People, Environment

Birds Estrangement Grows Despite Ramsar Convention

Birds Estrangement Grows Despite Ramsar ConventionBirds Estrangement Grows Despite Ramsar Convention

Every year on May 10, environmentalists worldwide celebrate the vast diversity of migratory birds in their countries. In Iran, activists lament their decreasing numbers.

Experts single out the destruction of habitats due to development projects and illegal hunting as the main threats to the life of the birds, but little has been done to stop and reverse the trend.

“Our wetlands and rivers are drying up which means migratory birds are losing their wintering or breeding grounds,” Esmaeil Kahrom, an ecologist and advisor to the Department of Environment, told ILNA.
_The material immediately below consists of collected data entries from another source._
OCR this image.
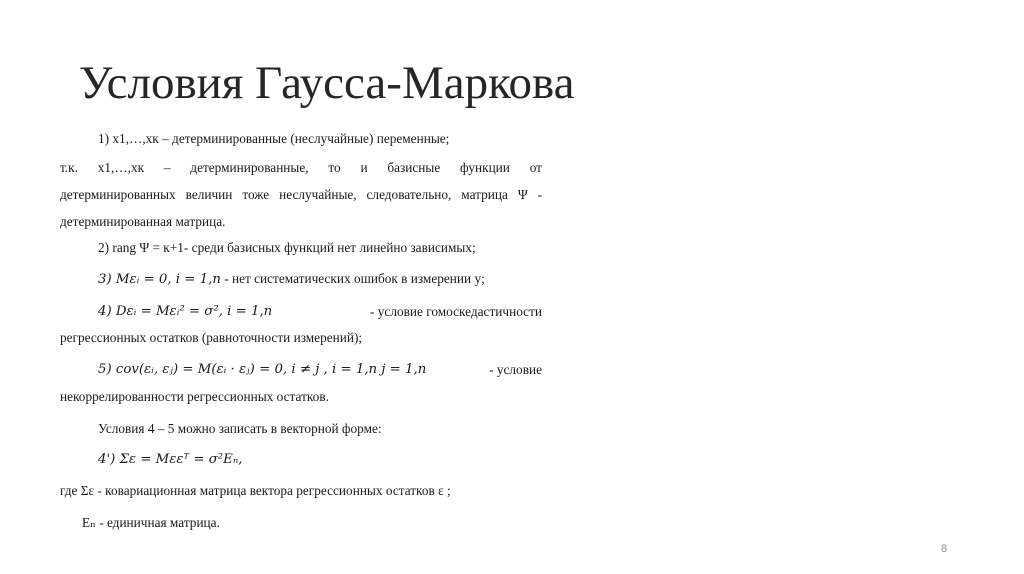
Условия Гаусса-Маркова
1) x1,…,xк – детерминированные (неслучайные) переменные;
т.к. x1,…,xк – детерминированные, то и базисные функции от
детерминированных величин тоже неслучайные, следовательно, матрица Ψ -
детерминированная матрица.
2) rang Ψ = к+1- среди базисных функций нет линейно зависимых;
3) Mεᵢ = 0, i = 1,n - нет систематических ошибок в измерении y;
4) Dεᵢ = Mεᵢ² = σ², i = 1,n	- условие гомоскедастичности
регрессионных остатков (равноточности измерений);
5) cov(εᵢ, εⱼ) = M(εᵢ · εⱼ) = 0, i ≠ j , i = 1,n j = 1,n	- условие
некоррелированности регрессионных остатков.
Условия 4 – 5 можно записать в векторной форме:
4') Σε = Mεεᵀ = σ²Eₙ,
где Σε - ковариационная матрица вектора регрессионных остатков ε ;
Eₙ - единичная матрица.
8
He said ever since Iran signed the Ramsar Convention in 1971, whose aim is to conserve wetlands and protect migratory birds, the number of birds traveling to Iran has steadily declined.

“Wetlands and by extension migratory birds are at risk in our country. Although the species that come to Iran are as diverse as they’ve always been, their numbers have dropped (since we pledged to protect them in 1971),” Kahrom said.

The population of mallards flying to Iran has dropped by 70%, while the 40,000 flamingoes and 20,000 pelicans that used to congregate at Lake Urmia in the breeding season have totally abandoned the site since it is almost completely dry. The lake only contains 5% of the water it held 20 years ago.

  Poaching: a Scandal

Illegal hunting is another threat to migratory birds. Millions of birds head to Iran every fall to escape the harsh winter of their European habitats. Many fly to Fereydounkenar in Mazandaran Province; some to stay, some to use it as a pit stop before traveling south in search of a warmer climate.

But many do not return. By some estimates, hundreds of thousands of migratory birds were illegally hunted in Fereydounkenar in 2014 alone and many were captured to be sold in the black market.

“They’re killed for sport and it’s illegal. I hope officials put an end to this scandal,” Kahrom said.

About three-quarters of the 536 registered bird species in Iran are migratory, categorized into three groups of spring, fall and winter birds.

Winter birds constitute the majority of these migratory species which often fly to Iran from cold regions, such as Siberia, to spend a mild winter in regions with abundant food resources. Geese, ducks and other waterfowls are the main species which often begin their journey in Siberia, land in the southern shores of the Caspian Sea and fly southward to Anzali and Amir Kalayeh wetlands in Gilan Province.

They then set off for western water bodies such as Kani Barazan wetland in Kurdestan, while many opt for more central locations such as Gavkhouni and Parishan wetlands. They stay a while in southern areas like the Persian Gulf wetlands before traveling to even warmer regions, such as Africa.